Last time the platform handed you a problem and you authored every artifact forward. This time the structure already exists. It's partly wrong and almost entirely undocumented, and there's no key telling you which parts to trust. You work with a new stance: every inherited artifact is untrusted until you've verified it against evidence you gathered yourself. AI is a hazard here as much as a tool, because it inherits the same lies you do.
What's New
Last time, you designed an entire security engagement from a forwarded email for a Samoan government ministry — you were the structure, and the platform supplied only the problem.
This time you inherit structure instead of building it. The previous consultant deployed everything and walked away without explaining why any of it was done. Reading someone else's incomplete work backward — recovering the reasoning that was never written down — is a different job than authoring it forward.
The hard part: there is no answer key, and the artifacts actively mislead. A rule can pass every syntax check and still catch nothing. A tracker can say "complete" about something still exploitable. The engagement memory can describe a system that no longer exists. The discipline is knowing when an inherited thing is fine and should be left alone versus when it's silently broken and looks fine — and proving which by verification, not by what the labels claim.
Tools
- Claude Code — familiar. Driving the audit, but actively misled by the inherited engagement memory until you correct it.
- Wazuh, Loki, Grafana — familiar defender stack, but inherited: a manager, with promtail shipping logs, a ruleset, dashboards, and log collection you didn't configure. The stack is deliberately pinned to six-month-old versions (Wazuh 4.7.3, Promtail 2.9.6, Loki 2.9.6, Grafana 10.4.2) — current versions are Wazuh 4.14.x and Grafana Alloy supersedes Promtail (EOL 2026-03-02). The version drift is part of the inherited technical debt the audit catalogues; do not bump versions during the engagement (re-verifying the seeded alert-volume figures and the decoder load path would be a separate scoped task).
- Sigma — familiar.
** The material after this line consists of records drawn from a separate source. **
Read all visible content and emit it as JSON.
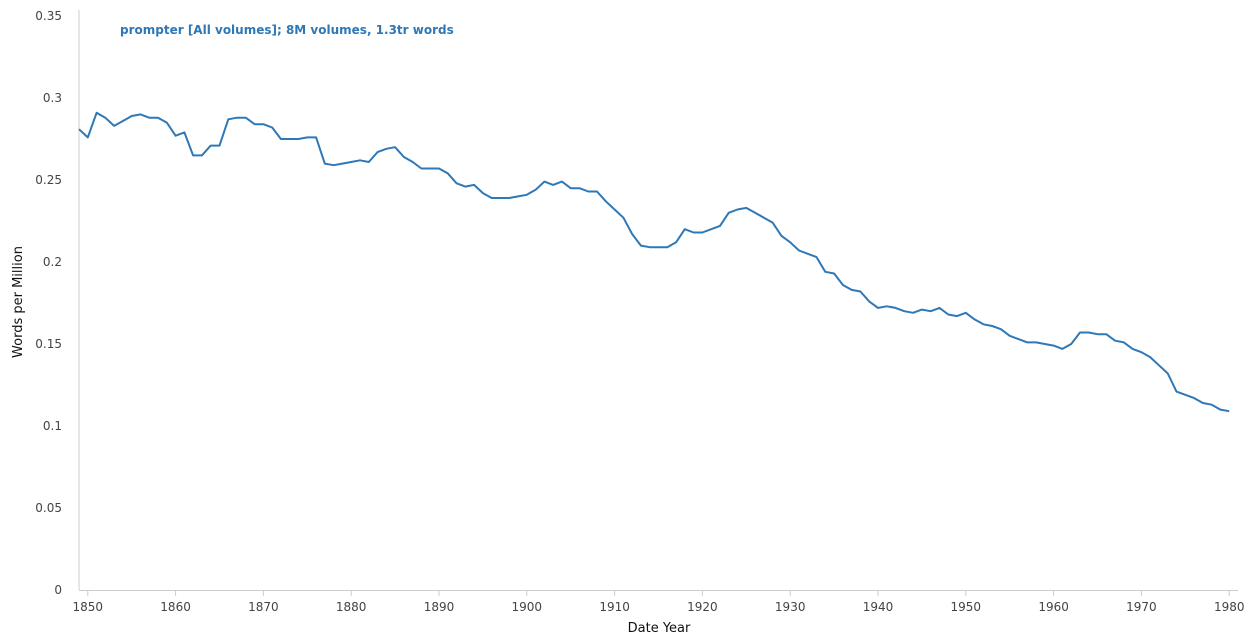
{
  "chart_data": {
    "type": "line",
    "title": "",
    "xlabel": "Date Year",
    "ylabel": "Words per Million",
    "xlim": [
      1849,
      1981
    ],
    "ylim": [
      0,
      0.35
    ],
    "x_ticks": [
      1850,
      1860,
      1870,
      1880,
      1890,
      1900,
      1910,
      1920,
      1930,
      1940,
      1950,
      1960,
      1970,
      1980
    ],
    "y_ticks": [
      0,
      0.05,
      0.1,
      0.15,
      0.2,
      0.25,
      0.3,
      0.35
    ],
    "y_tick_labels": [
      "0",
      "0.05",
      "0.1",
      "0.15",
      "0.2",
      "0.25",
      "0.3",
      "0.35"
    ],
    "grid": false,
    "legend_position": "top-left",
    "series": [
      {
        "name": "prompter [All volumes]; 8M volumes, 1.3tr words",
        "color": "#2e78b7",
        "x": [
          1849,
          1850,
          1851,
          1852,
          1853,
          1854,
          1855,
          1856,
          1857,
          1858,
          1859,
          1860,
          1861,
          1862,
          1863,
          1864,
          1865,
          1866,
          1867,
          1868,
          1869,
          1870,
          1871,
          1872,
          1873,
          1874,
          1875,
          1876,
          1877,
          1878,
          1879,
          1880,
          1881,
          1882,
          1883,
          1884,
          1885,
          1886,
          1887,
          1888,
          1889,
          1890,
          1891,
          1892,
          1893,
          1894,
          1895,
          1896,
          1897,
          1898,
          1899,
          1900,
          1901,
          1902,
          1903,
          1904,
          1905,
          1906,
          1907,
          1908,
          1909,
          1910,
          1911,
          1912,
          1913,
          1914,
          1915,
          1916,
          1917,
          1918,
          1919,
          1920,
          1921,
          1922,
          1923,
          1924,
          1925,
          1926,
          1927,
          1928,
          1929,
          1930,
          1931,
          1932,
          1933,
          1934,
          1935,
          1936,
          1937,
          1938,
          1939,
          1940,
          1941,
          1942,
          1943,
          1944,
          1945,
          1946,
          1947,
          1948,
          1949,
          1950,
          1951,
          1952,
          1953,
          1954,
          1955,
          1956,
          1957,
          1958,
          1959,
          1960,
          1961,
          1962,
          1963,
          1964,
          1965,
          1966,
          1967,
          1968,
          1969,
          1970,
          1971,
          1972,
          1973,
          1974,
          1975,
          1976,
          1977,
          1978,
          1979,
          1980
        ],
        "y": [
          0.281,
          0.276,
          0.291,
          0.288,
          0.283,
          0.286,
          0.289,
          0.29,
          0.288,
          0.288,
          0.285,
          0.277,
          0.279,
          0.265,
          0.265,
          0.271,
          0.271,
          0.287,
          0.288,
          0.288,
          0.284,
          0.284,
          0.282,
          0.275,
          0.275,
          0.275,
          0.276,
          0.276,
          0.26,
          0.259,
          0.26,
          0.261,
          0.262,
          0.261,
          0.267,
          0.269,
          0.27,
          0.264,
          0.261,
          0.257,
          0.257,
          0.257,
          0.254,
          0.248,
          0.246,
          0.247,
          0.242,
          0.239,
          0.239,
          0.239,
          0.24,
          0.241,
          0.244,
          0.249,
          0.247,
          0.249,
          0.245,
          0.245,
          0.243,
          0.243,
          0.237,
          0.232,
          0.227,
          0.217,
          0.21,
          0.209,
          0.209,
          0.209,
          0.212,
          0.22,
          0.218,
          0.218,
          0.22,
          0.222,
          0.23,
          0.232,
          0.233,
          0.23,
          0.227,
          0.224,
          0.216,
          0.212,
          0.207,
          0.205,
          0.203,
          0.194,
          0.193,
          0.186,
          0.183,
          0.182,
          0.176,
          0.172,
          0.173,
          0.172,
          0.17,
          0.169,
          0.171,
          0.17,
          0.172,
          0.168,
          0.167,
          0.169,
          0.165,
          0.162,
          0.161,
          0.159,
          0.155,
          0.153,
          0.151,
          0.151,
          0.15,
          0.149,
          0.147,
          0.15,
          0.157,
          0.157,
          0.156,
          0.156,
          0.152,
          0.151,
          0.147,
          0.145,
          0.142,
          0.137,
          0.132,
          0.121,
          0.119,
          0.117,
          0.114,
          0.113,
          0.11,
          0.109
        ]
      }
    ]
  }
}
Forty-seven inherited rules and the
sigmaCLI for validation; syntax-valid is not the same as still-firing. - Inherited engagement-memory infrastructure — a previous consultant's CLAUDE.md, custom skills, and validation hooks. Under audit, not adopted on trust.
- Docker — the inherited environment is a Docker stack you stand up with
docker compose upand audit in place. - Markdown, CSV, git/GitHub — for the audit records, findings, corrected engagement memory, and maintenance deliverables.
The unit that introduces the inherited stack walks through standing it up.
Materials
- The handover document — the previous engagement's status summary, delivered in chat. This is your starting point and it is sparse.
- The inherited environment (
inherited-environment/) — the Docker stack: Wazuh manager, with promtail shipping logs, Loki, Grafana, 47 deployed Sigma rules, an undocumented custom decoder, and log corpora from the student information system, e-learning, Wi-Fi, and library systems in both pre- and post-migration formats. - The inherited engagement memory (
inherited-engagement-memory/) — the previous consultant's stale CLAUDE.md, custom skills, and a validation hook. Deliberately under-documented; the artifact under audit. - The remediation tracker (
remediation-tracker.csv) — 23 findings in their stale states, with no column explaining the reasoning behind any of them. - University context (
btu-context.md) — scale, the autonomous-department structure, the research computing cluster, and the SIS migration timeline. - Project governance (
CLAUDE.md) — your project context, the untrusted-until-verified stance, and verification targets.
There is no audit template, no corrected engagement memory, no key for which rules are good or which findings are truly closed, and no maintenance plan. Those are yours to produce.